Cumming's favorite theological topics were anti-Catholicism and apocalyptic prophecy. He crusaded against what he liked to call "Romish error" in books and pamphlets with titles like The Romish Church a Dumb Church (Arthur Hall, 1853) and Ritualism, the Highway to Rome (James Nisbet & Co., 1867); in public lectures attacking Cardinal Wiseman and John Henry Newman; and in many letters to the Times protesting the "Romish Aggression" and other perceived misdeeds of the Catholic Church.
When Cumming was not attacking Catholicism, he was interpreting Old and New Testament prophecies about the end of the world. A member of the Historicist school of prophetic interpretation, Cumming believed that history is "prophecies fulfilled" and prophecy is "histories to be fulfilled" (Destiny of Nations 5). He consequently saw passages in Daniel and Revelation played out in everything from the French Revolution to the Irish potato famine to the invention of the telegraph and steamship. Above all else, he argued that the sixth vial of judgment was poured out in 1820, the seventh followed soon after, and the Christian dispensation would come to a glorious end in or about 1867.
Victorian reactions to Cumming's views were somewhat mixed. Some of his like-minded Evangelical contemporaries commended him for his anti-Catholic stance, and the publishers' advertisements in his prophetic treatises cite favorable reviews in periodicals such as the British Banner, the Christian Guardian, and the Christian Times. He was also, however, strongly criticized for his animosity toward Rome, his apparent obsession with the end times, and his often fanciful interpretations of Scripture. Perhaps the best known attack is "Evangelical Teaching: Dr. Cumming," George Eliot's scathing condemnation of his intellectual dishonesty, anti-Catholic bigotry, and moral and spiritual perversion published in the Westminster Review in 1855.
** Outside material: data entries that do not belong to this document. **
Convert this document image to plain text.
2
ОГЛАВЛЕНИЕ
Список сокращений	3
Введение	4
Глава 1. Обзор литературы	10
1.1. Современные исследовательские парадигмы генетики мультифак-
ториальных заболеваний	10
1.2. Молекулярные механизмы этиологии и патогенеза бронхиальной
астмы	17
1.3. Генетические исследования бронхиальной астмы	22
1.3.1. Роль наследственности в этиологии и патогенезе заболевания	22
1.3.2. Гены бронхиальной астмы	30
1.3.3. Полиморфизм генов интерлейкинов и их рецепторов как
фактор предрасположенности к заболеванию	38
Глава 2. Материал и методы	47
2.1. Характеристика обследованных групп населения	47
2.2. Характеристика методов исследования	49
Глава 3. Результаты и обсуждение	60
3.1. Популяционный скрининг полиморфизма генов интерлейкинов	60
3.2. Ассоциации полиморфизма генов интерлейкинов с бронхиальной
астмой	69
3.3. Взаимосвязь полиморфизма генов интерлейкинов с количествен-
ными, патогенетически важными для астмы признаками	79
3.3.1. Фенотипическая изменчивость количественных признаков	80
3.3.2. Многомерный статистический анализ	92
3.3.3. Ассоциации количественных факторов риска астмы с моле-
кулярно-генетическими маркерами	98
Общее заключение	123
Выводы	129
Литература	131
Cumming is a difficult man to deal with today: his anti-Catholic views had fallen out of favor by the time he died, and it is tempting to relegate him to a historical dustbin along with the scores of other preachers whose end-times prophecies were consistently unfulfilled. But he is worth remembering for several reasons: he was a popular preacher in an age of great preachers, and the writing of Cumming and his critics provides a microcosm of Victorian religious discourse. If we ignore him, we ignore an important part of the landscape in which the better-remembered preachers and religious controversialists operated. He does not rank in a top tier of Victorian clergymen -- he's certainly not on a par with, say, a John Henry Newman or a C.H. Spurgeon -- but he did occupy a significant place in the history of London preaching and thus should not be overlooked.
Work Cited
Cumming, John. The Destiny of Nations as Indicated in Prophecy. London: Hurst & Blackett, 1864.